Kinder pipeline battle spirals as Alberta halts power-deal talks

Kevin Orland and Natalie Obiko Pearson February 02, 2018

CALGARY and VANCOUVER (Bloomberg) -- Alberta is striking back at British Columbia after the neighboring Canadian province proposed restricting shipments of oil-sands crude in a bid to halt Kinder Morgan Inc.’s Trans Mountain project.

Premier Rachel Notley is suspending talks about increasing power purchases from British Columbia that could have resulted in Alberta buying as much as C$500 million ($410 million) more of electricity a year from B.C., she said at a press conference in Edmonton on Thursday. Low natural gas prices make Alberta “quite able” to manage its electricity needs on its own, she said.

Notley’s move marks an escalation of the battle over Kinder Morgan’s plan to expand its Trans Mountain pipeline, a C$7.4 billion project that would carry an additional 590,000 bpd of crude from the oil sands to a shipping terminal near Vancouver.
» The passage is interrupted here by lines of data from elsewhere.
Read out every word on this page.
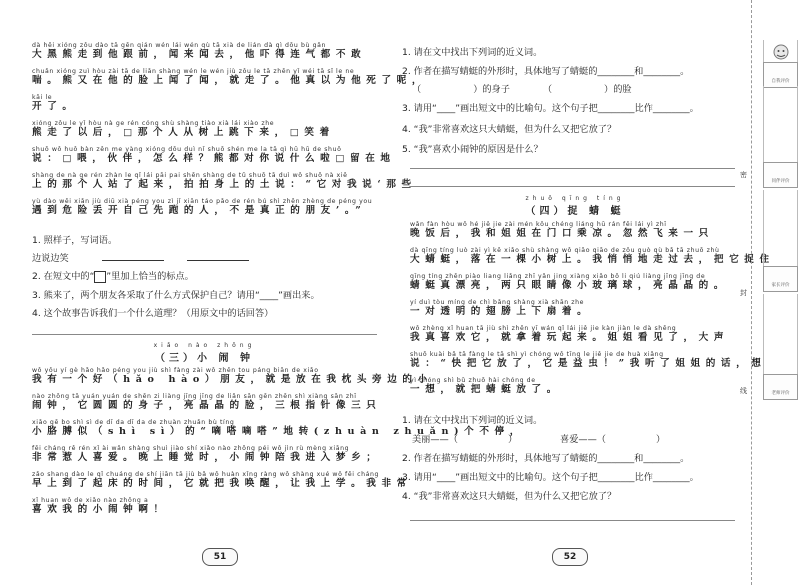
dà hēi xióng zǒu dào tā gēn qián wén lái wén qù tā xià de lián dà qì dōu bù gǎn
大黑熊走到他跟前，闻来闻去，他吓得连气都不敢
chuǎn xióng zuì hòu zài tā de liǎn shàng wén le wén jiù zǒu le tā zhēn yǐ wéi tā sǐ le ne
喘。熊又在他的脸上闻了闻，就走了。他真以为他死了呢，
kāi le
开了。
xióng zǒu le yǐ hòu nà ge rén cóng shù shàng tiào xià lái xiào zhe
熊走了以后，□那个人从树上跳下来，□笑着
shuō wǒ huǒ bàn zěn me yàng xióng dōu duì nǐ shuō shén me la tā qì hū hū de shuō
说：□喂，伙伴，怎么样？熊都对你说什么啦□留在地
shàng de nà ge rén zhàn le qǐ lái pāi pai shēn shàng de tǔ shuō tā duì wǒ shuō nà xiē
上的那个人站了起来，拍拍身上的土说：“它对我说‘那些
yù dào wēi xiǎn jiù diū xià péng you zì jǐ xiān táo pǎo de rén bú shì zhēn zhèng de péng you
遇到危险丢开自己先跑的人，不是真正的朋友’。”
1. 照样子，写词语。
边说边笑
2. 在短文中的“ ”里加上恰当的标点。
3. 熊来了，两个朋友各采取了什么方式保护自己？请用“____”画出来。
4. 这个故事告诉我们一个什么道理？（用原文中的话回答）
xiǎo nào zhōng
（三）小 闹 钟
wǒ yǒu yí gè hǎo hǎo péng you jiù shì fàng zài wǒ zhěn tou páng biān de xiǎo
我有一个好（hǎo hào）朋友，就是放在我枕头旁边的小
nào zhōng tā yuán yuán de shēn zi liàng jīng jīng de liǎn sān gēn zhēn shì xiàng sān zhī
闹钟，它圆圆的身子，亮晶晶的脸，三根指针像三只
xiǎo gē bo shì sì de dī da dī da de zhuàn zhuǎn bù tíng
小胳膊似（shì sì）的“嘀嗒嘀嗒”地转(zhuàn zhuǎn)个不停，
fēi cháng rě rén xǐ ài wǎn shàng shuì jiào shí xiǎo nào zhōng péi wǒ jìn rù mèng xiāng
非常惹人喜爱。晚上睡觉时，小闹钟陪我进入梦乡；
zǎo shang dào le qǐ chuáng de shí jiān tā jiù bǎ wǒ huàn xǐng ràng wǒ shàng xué wǒ fēi cháng
早上到了起床的时间，它就把我唤醒，让我上学。我非常
xǐ huan wǒ de xiǎo nào zhōng a
喜欢我的小闹钟啊！
51
1. 请在文中找出下列词的近义词。
2. 作者在描写蜻蜓的外形时，具体地写了蜻蜓的________和________。
（	）的身子	（	）的脸
3. 请用“____”画出短文中的比喻句。这个句子把________比作________。
4. “我”非常喜欢这只大蜻蜓，但为什么又把它放了？
5. “我”喜欢小闹钟的原因是什么？
zhuō qīng tíng
（四）捉 蜻 蜓
wǎn fàn hòu wǒ hé jiě jie zài mén kǒu chéng liáng hū rán fēi lái yì zhī
晚饭后，我和姐姐在门口乘凉。忽然飞来一只
dà qīng tíng luò zài yì kē xiǎo shù shàng wǒ qiāo qiāo de zǒu guò qù bǎ tā zhuō zhù
大蜻蜓，落在一棵小树上。我悄悄地走过去，把它捉住
qīng tíng zhēn piào liang liǎng zhī yǎn jing xiàng xiǎo bō li qiú liàng jīng jīng de
蜻蜓真漂亮，两只眼睛像小玻璃球，亮晶晶的。
yí duì tòu míng de chì bǎng shàng xià shān zhe
一对透明的翅膀上下扇着。
wǒ zhèng xǐ huan tā jiù shì zhēn yī wán qǐ lái jiě jie kàn jiàn le dà shēng
我真喜欢它，就拿着玩起来。姐姐看见了，大声
shuō kuài bǎ tā fàng le tā shì yì chóng wǒ tīng le jiě jie de huà xiǎng
说：“快把它放了，它是益虫！”我听了姐姐的话，想
yì chóng shì bǔ zhuō hài chóng de
一想，就把蜻蜓放了。
1. 请在文中找出下列词的近义词。
美丽——（	）	喜爱——（	）
2. 作者在描写蜻蜓的外形时，具体地写了蜻蜓的________和________。
3. 请用“____”画出短文中的比喻句。这个句子把________比作________。
4. “我”非常喜欢这只大蜻蜓，但为什么又把它放了？
52
密
封
线
自我评价
同伴评价
家长评价
老师评价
The project has the support of the federal government and Prime Minister Justin Trudeau, who said earlier on Thursday that the pipeline will get built. Notley is demanding that B.C. drop its proposed restrictions on crude shipments and said she’s considering other legal actions against the province, without describing them.

“This is just the first step,” Notley said. “In the coming days and weeks, there may be more. We are prepared to do what it takes to get this pipeline built, whatever it takes.”

British Columbia’s environment ministry, which announced the bitumen-restriction proposal, referred to comments from the province’s premier, John Horgan, that were broadcast by Global TV.

“We believe we have every right to protect our marine environment and economy,” Horgan said. “I am surprised by the response we are getting from Alberta.”

Ian Anderson, President of Kinder Morgan Canada Ltd, argued the project benefits all Canadians, including local and Aboriginal communities, by giving the country’s resources access to global markets.  “The Trans Mountain Expansion Project has been deemed to be in the national interest and we appreciate the Government of Canada, Premier Notley and the many individuals and organizations who have voiced their support over the last few days and stood up for the Project."